|Before: March 2008|
Since then, I've exercised my pen in newspaper columns and books. I've toned my arms and legs with weights, Karate forms, jogging, hill sprints. I've been on a literary and gastronomic diet, cutting out Henry James and confectionary. It's been violent: I've punched with friends, and cut into text.
I still enjoy purple prose and ice-cream with Nutella. But there's been a double distillation: of my prose and my body. It's gratifying on both counts.
|After: March 2011|
Now, this isn't 'do whatever you like' freedom, but independence, strength, autonomy. It's the opposite of slavery, only the masters are junk-food companies, or great authors.
In this, distillation is perhaps the wrong metaphor. My body isn't some essential thing, which I've only now concentrated. It is new: a different body shape, coordination, strength. Likewise for my prose styles. They're not essentially me: they're cultivated, contrived.

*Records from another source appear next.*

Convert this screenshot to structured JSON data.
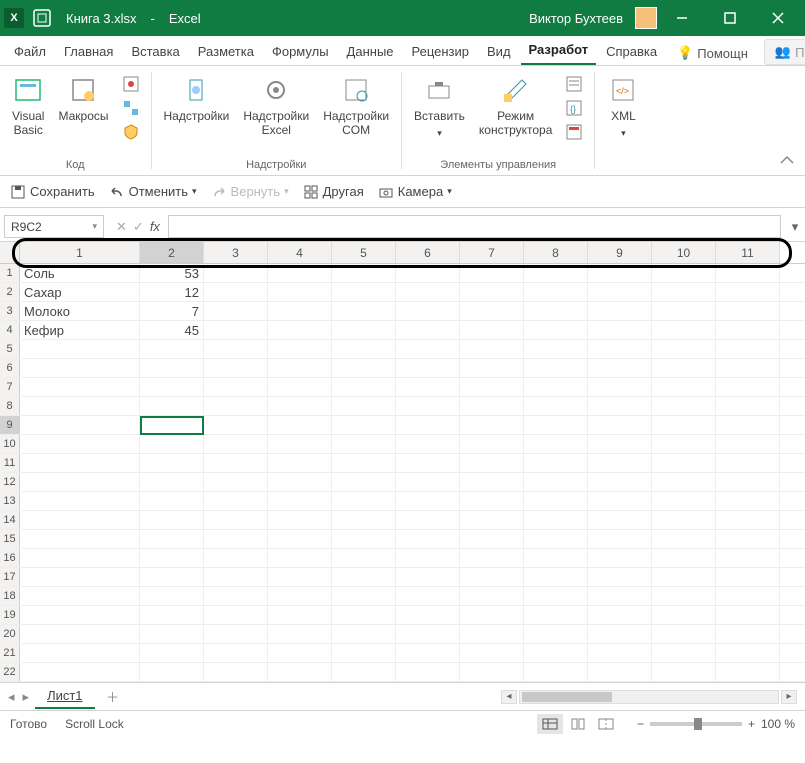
{
  "titlebar": {
    "filename": "Книга 3.xlsx",
    "app_sep": "-",
    "app_name": "Excel",
    "user": "Виктор Бухтеев"
  },
  "tabs": {
    "file": "Файл",
    "home": "Главная",
    "insert": "Вставка",
    "layout": "Разметка",
    "formulas": "Формулы",
    "data": "Данные",
    "review": "Рецензир",
    "view": "Вид",
    "developer": "Разработ",
    "help": "Справка",
    "help_btn": "Помощн",
    "share": "Поделиться"
  },
  "ribbon": {
    "code": {
      "visual_basic": "Visual\nBasic",
      "macros": "Макросы",
      "group": "Код"
    },
    "addins": {
      "addins": "Надстройки",
      "excel_addins": "Надстройки\nExcel",
      "com_addins": "Надстройки\nCOM",
      "group": "Надстройки"
    },
    "controls": {
      "insert": "Вставить",
      "design_mode": "Режим\nконструктора",
      "group": "Элементы управления"
    },
    "xml": {
      "xml": "XML",
      "group": ""
    }
  },
  "qat": {
    "save": "Сохранить",
    "undo": "Отменить",
    "redo": "Вернуть",
    "other": "Другая",
    "camera": "Камера"
  },
  "namebox": "R9C2",
  "columns": [
    "1",
    "2",
    "3",
    "4",
    "5",
    "6",
    "7",
    "8",
    "9",
    "10",
    "11"
  ],
  "row_headers": [
    "1",
    "2",
    "3",
    "4",
    "5",
    "6",
    "7",
    "8",
    "9",
    "10",
    "11",
    "12",
    "13",
    "14",
    "15",
    "16",
    "17",
    "18",
    "19",
    "20",
    "21",
    "22"
  ],
  "cells": {
    "r1c1": "Соль",
    "r1c2": "53",
    "r2c1": "Сахар",
    "r2c2": "12",
    "r3c1": "Молоко",
    "r3c2": "7",
    "r4c1": "Кефир",
    "r4c2": "45"
  },
  "sheet": {
    "tab1": "Лист1"
  },
  "status": {
    "ready": "Готово",
    "scroll_lock": "Scroll Lock",
    "zoom": "100 %"
  }
}
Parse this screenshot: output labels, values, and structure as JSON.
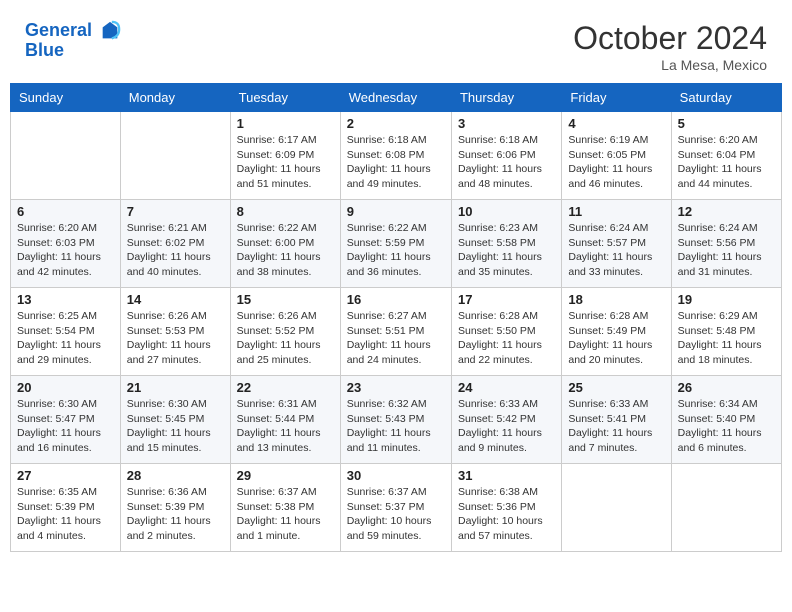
{
  "header": {
    "logo_line1": "General",
    "logo_line2": "Blue",
    "month": "October 2024",
    "location": "La Mesa, Mexico"
  },
  "weekdays": [
    "Sunday",
    "Monday",
    "Tuesday",
    "Wednesday",
    "Thursday",
    "Friday",
    "Saturday"
  ],
  "weeks": [
    [
      {
        "day": "",
        "info": ""
      },
      {
        "day": "",
        "info": ""
      },
      {
        "day": "1",
        "info": "Sunrise: 6:17 AM\nSunset: 6:09 PM\nDaylight: 11 hours and 51 minutes."
      },
      {
        "day": "2",
        "info": "Sunrise: 6:18 AM\nSunset: 6:08 PM\nDaylight: 11 hours and 49 minutes."
      },
      {
        "day": "3",
        "info": "Sunrise: 6:18 AM\nSunset: 6:06 PM\nDaylight: 11 hours and 48 minutes."
      },
      {
        "day": "4",
        "info": "Sunrise: 6:19 AM\nSunset: 6:05 PM\nDaylight: 11 hours and 46 minutes."
      },
      {
        "day": "5",
        "info": "Sunrise: 6:20 AM\nSunset: 6:04 PM\nDaylight: 11 hours and 44 minutes."
      }
    ],
    [
      {
        "day": "6",
        "info": "Sunrise: 6:20 AM\nSunset: 6:03 PM\nDaylight: 11 hours and 42 minutes."
      },
      {
        "day": "7",
        "info": "Sunrise: 6:21 AM\nSunset: 6:02 PM\nDaylight: 11 hours and 40 minutes."
      },
      {
        "day": "8",
        "info": "Sunrise: 6:22 AM\nSunset: 6:00 PM\nDaylight: 11 hours and 38 minutes."
      },
      {
        "day": "9",
        "info": "Sunrise: 6:22 AM\nSunset: 5:59 PM\nDaylight: 11 hours and 36 minutes."
      },
      {
        "day": "10",
        "info": "Sunrise: 6:23 AM\nSunset: 5:58 PM\nDaylight: 11 hours and 35 minutes."
      },
      {
        "day": "11",
        "info": "Sunrise: 6:24 AM\nSunset: 5:57 PM\nDaylight: 11 hours and 33 minutes."
      },
      {
        "day": "12",
        "info": "Sunrise: 6:24 AM\nSunset: 5:56 PM\nDaylight: 11 hours and 31 minutes."
      }
    ],
    [
      {
        "day": "13",
        "info": "Sunrise: 6:25 AM\nSunset: 5:54 PM\nDaylight: 11 hours and 29 minutes."
      },
      {
        "day": "14",
        "info": "Sunrise: 6:26 AM\nSunset: 5:53 PM\nDaylight: 11 hours and 27 minutes."
      },
      {
        "day": "15",
        "info": "Sunrise: 6:26 AM\nSunset: 5:52 PM\nDaylight: 11 hours and 25 minutes."
      },
      {
        "day": "16",
        "info": "Sunrise: 6:27 AM\nSunset: 5:51 PM\nDaylight: 11 hours and 24 minutes."
      },
      {
        "day": "17",
        "info": "Sunrise: 6:28 AM\nSunset: 5:50 PM\nDaylight: 11 hours and 22 minutes."
      },
      {
        "day": "18",
        "info": "Sunrise: 6:28 AM\nSunset: 5:49 PM\nDaylight: 11 hours and 20 minutes."
      },
      {
        "day": "19",
        "info": "Sunrise: 6:29 AM\nSunset: 5:48 PM\nDaylight: 11 hours and 18 minutes."
      }
    ],
    [
      {
        "day": "20",
        "info": "Sunrise: 6:30 AM\nSunset: 5:47 PM\nDaylight: 11 hours and 16 minutes."
      },
      {
        "day": "21",
        "info": "Sunrise: 6:30 AM\nSunset: 5:45 PM\nDaylight: 11 hours and 15 minutes."
      },
      {
        "day": "22",
        "info": "Sunrise: 6:31 AM\nSunset: 5:44 PM\nDaylight: 11 hours and 13 minutes."
      },
      {
        "day": "23",
        "info": "Sunrise: 6:32 AM\nSunset: 5:43 PM\nDaylight: 11 hours and 11 minutes."
      },
      {
        "day": "24",
        "info": "Sunrise: 6:33 AM\nSunset: 5:42 PM\nDaylight: 11 hours and 9 minutes."
      },
      {
        "day": "25",
        "info": "Sunrise: 6:33 AM\nSunset: 5:41 PM\nDaylight: 11 hours and 7 minutes."
      },
      {
        "day": "26",
        "info": "Sunrise: 6:34 AM\nSunset: 5:40 PM\nDaylight: 11 hours and 6 minutes."
      }
    ],
    [
      {
        "day": "27",
        "info": "Sunrise: 6:35 AM\nSunset: 5:39 PM\nDaylight: 11 hours and 4 minutes."
      },
      {
        "day": "28",
        "info": "Sunrise: 6:36 AM\nSunset: 5:39 PM\nDaylight: 11 hours and 2 minutes."
      },
      {
        "day": "29",
        "info": "Sunrise: 6:37 AM\nSunset: 5:38 PM\nDaylight: 11 hours and 1 minute."
      },
      {
        "day": "30",
        "info": "Sunrise: 6:37 AM\nSunset: 5:37 PM\nDaylight: 10 hours and 59 minutes."
      },
      {
        "day": "31",
        "info": "Sunrise: 6:38 AM\nSunset: 5:36 PM\nDaylight: 10 hours and 57 minutes."
      },
      {
        "day": "",
        "info": ""
      },
      {
        "day": "",
        "info": ""
      }
    ]
  ]
}
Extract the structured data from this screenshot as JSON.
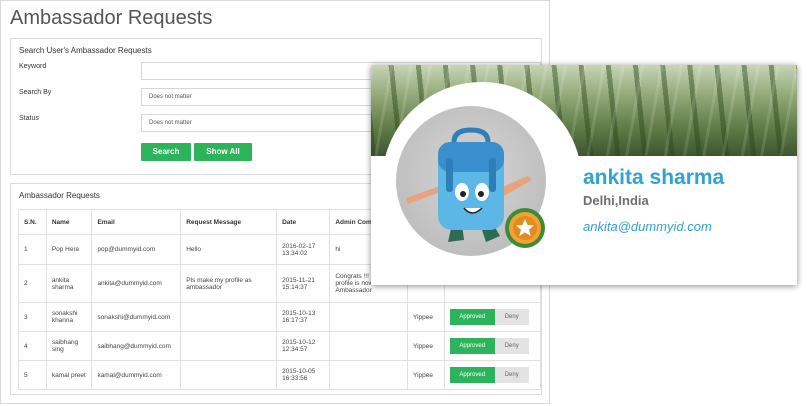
{
  "page": {
    "title": "Ambassador Requests"
  },
  "search": {
    "heading": "Search User's Ambassador Requests",
    "keyword_label": "Keyword",
    "keyword_value": "",
    "search_by_label": "Search By",
    "search_by_value": "Does not matter",
    "status_label": "Status",
    "status_value": "Does not matter",
    "search_button": "Search",
    "show_all_button": "Show All"
  },
  "requests": {
    "heading": "Ambassador Requests",
    "columns": [
      "S.N.",
      "Name",
      "Email",
      "Request Message",
      "Date",
      "Admin Comme"
    ],
    "rows": [
      {
        "sn": "1",
        "name": "Pop Here",
        "email": "pop@dummyid.com",
        "message": "Hello",
        "date": "2016-02-17 13:34:02",
        "comment": "hi",
        "reply": "",
        "approve": "",
        "deny": ""
      },
      {
        "sn": "2",
        "name": "ankita sharma",
        "email": "ankita@dummyid.com",
        "message": "Pls make my profile as ambassador",
        "date": "2015-11-21 15:14:37",
        "comment": "Congrats !!! your profile is now Ambassador",
        "reply": "",
        "approve": "",
        "deny": ""
      },
      {
        "sn": "3",
        "name": "sonakshi khanna",
        "email": "sonakshi@dummyid.com",
        "message": "",
        "date": "2015-10-13 16:17:37",
        "comment": "",
        "reply": "Yippee",
        "approve": "Approved",
        "deny": "Deny"
      },
      {
        "sn": "4",
        "name": "saibhang sing",
        "email": "saibhang@dummyid.com",
        "message": "",
        "date": "2015-10-12 12:34:57",
        "comment": "",
        "reply": "Yippee",
        "approve": "Approved",
        "deny": "Deny"
      },
      {
        "sn": "5",
        "name": "kamal preet",
        "email": "kamal@dummyid.com",
        "message": "",
        "date": "2015-10-05 16:33:56",
        "comment": "",
        "reply": "Yippee",
        "approve": "Approved",
        "deny": "Deny"
      }
    ]
  },
  "profile": {
    "name": "ankita sharma",
    "location": "Delhi,India",
    "email": "ankita@dummyid.com",
    "avatar_icon": "backpack-mascot-icon",
    "badge_icon": "star-medal-icon"
  },
  "colors": {
    "accent_green": "#2bb45a",
    "profile_blue": "#32a1d4"
  }
}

Why is this important to me? Because this process is precisely what I've recommended in Distraction: the slow task of creating oneself. As I see it, the philosophical struggle isn't simply for truth, although this is vital. It's also to live well in light of one's discoveries. Or at least to try, with some courage and conviction, or their dumb cousin: stubbornness.
In my leaner body and prose, I at least have the latter.